Acoustic communication is widespread in land-welling vertebrates like amphibians, mammals and reptiles.
But how the trait evolved remains unclear.
By relating "family trees" of land-dwelling vertebrates to sound and vocalization data, scientists found acoustic communication evolved independently in birds, frogs, mammals and crocodile-like reptiles called crocodilians around 100–200 million years ago.

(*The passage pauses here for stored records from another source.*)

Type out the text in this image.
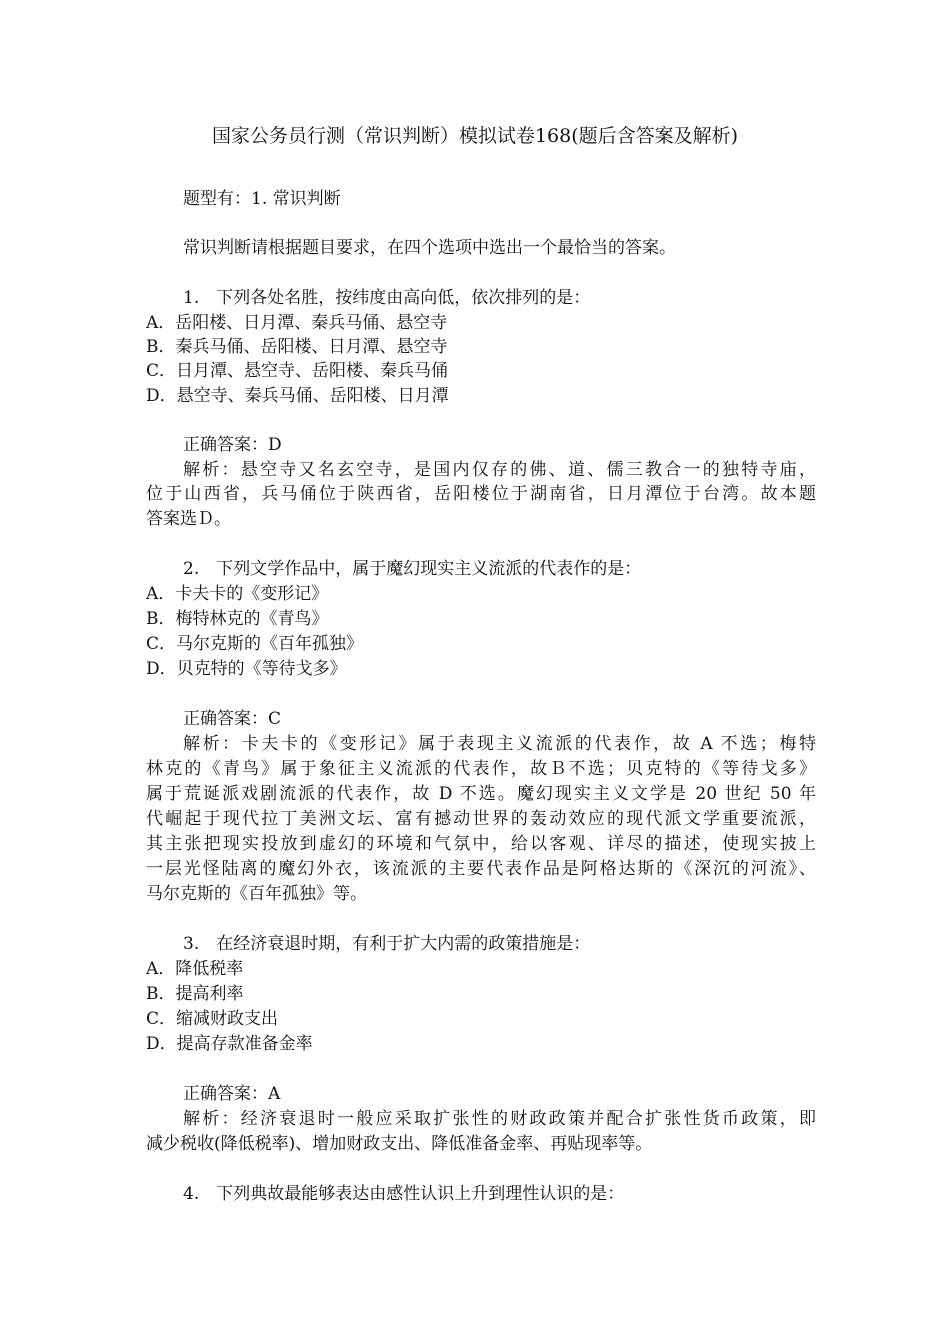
国家公务员行测（常识判断）模拟试卷168(题后含答案及解析)
题型有：1. 常识判断
常识判断请根据题目要求，在四个选项中选出一个最恰当的答案。
1.　下列各处名胜，按纬度由高向低，依次排列的是：
A．岳阳楼、日月潭、秦兵马俑、悬空寺
B．秦兵马俑、岳阳楼、日月潭、悬空寺
C．日月潭、悬空寺、岳阳楼、秦兵马俑
D．悬空寺、秦兵马俑、岳阳楼、日月潭
正确答案：D
解析：悬空寺又名玄空寺，是国内仅存的佛、道、儒三教合一的独特寺庙，
位于山西省，兵马俑位于陕西省，岳阳楼位于湖南省，日月潭位于台湾。故本题
答案选Ｄ。
2.　下列文学作品中，属于魔幻现实主义流派的代表作的是：
A．卡夫卡的《变形记》
B．梅特林克的《青鸟》
C．马尔克斯的《百年孤独》
D．贝克特的《等待戈多》
正确答案：C
解析：卡夫卡的《变形记》属于表现主义流派的代表作，故 A 不选；梅特
林克的《青鸟》属于象征主义流派的代表作，故Ｂ不选；贝克特的《等待戈多》
属于荒诞派戏剧流派的代表作，故 D 不选。魔幻现实主义文学是 20 世纪 50 年
代崛起于现代拉丁美洲文坛、富有撼动世界的轰动效应的现代派文学重要流派，
其主张把现实投放到虚幻的环境和气氛中，给以客观、详尽的描述，使现实披上
一层光怪陆离的魔幻外衣，该流派的主要代表作品是阿格达斯的《深沉的河流》、
马尔克斯的《百年孤独》等。
3.　在经济衰退时期，有利于扩大内需的政策措施是：
A．降低税率
B．提高利率
C．缩减财政支出
D．提高存款准备金率
正确答案：A
解析：经济衰退时一般应采取扩张性的财政政策并配合扩张性货币政策，即
减少税收(降低税率)、增加财政支出、降低准备金率、再贴现率等。
4.　下列典故最能够表达由感性认识上升到理性认识的是：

It has tended to persist ever since, although some frogs and nocturnal mammals did subsequently lose the trait.
As expected, the feature developed mainly among nocturnal animals, which have less access to visual cues.
But one surprise did emerge regarding how quickly sound-making species diversify. Although scientists have long studied the role acoustic communications, such as frog calls and bird songs, play in speeding diversification, this study found no such link.
"You might expect that those groups of vertebrates that have acoustic communication would speciate at a faster rate than those that don't. And what was surprising is – they don't; we don't get any kind of pattern like that," Wiens said.
Wiens and co-author Zhuo Chen said this might be because their study did not consider the functions of the sounds in question.
However, their research did support the longstanding idea that environment and ecology strongly influence signal evolution, although the authors did not directly examine such relationships.
Wiens says they next hope to expand their research to include all animals, including insects and fish, and to look at other trait types as well.
"For example, our results suggest that acoustic communication tends to evolve in the dark, so one thing we'd like to know is whether visual signals then tend to evolve more in animals that are active during the day," he said.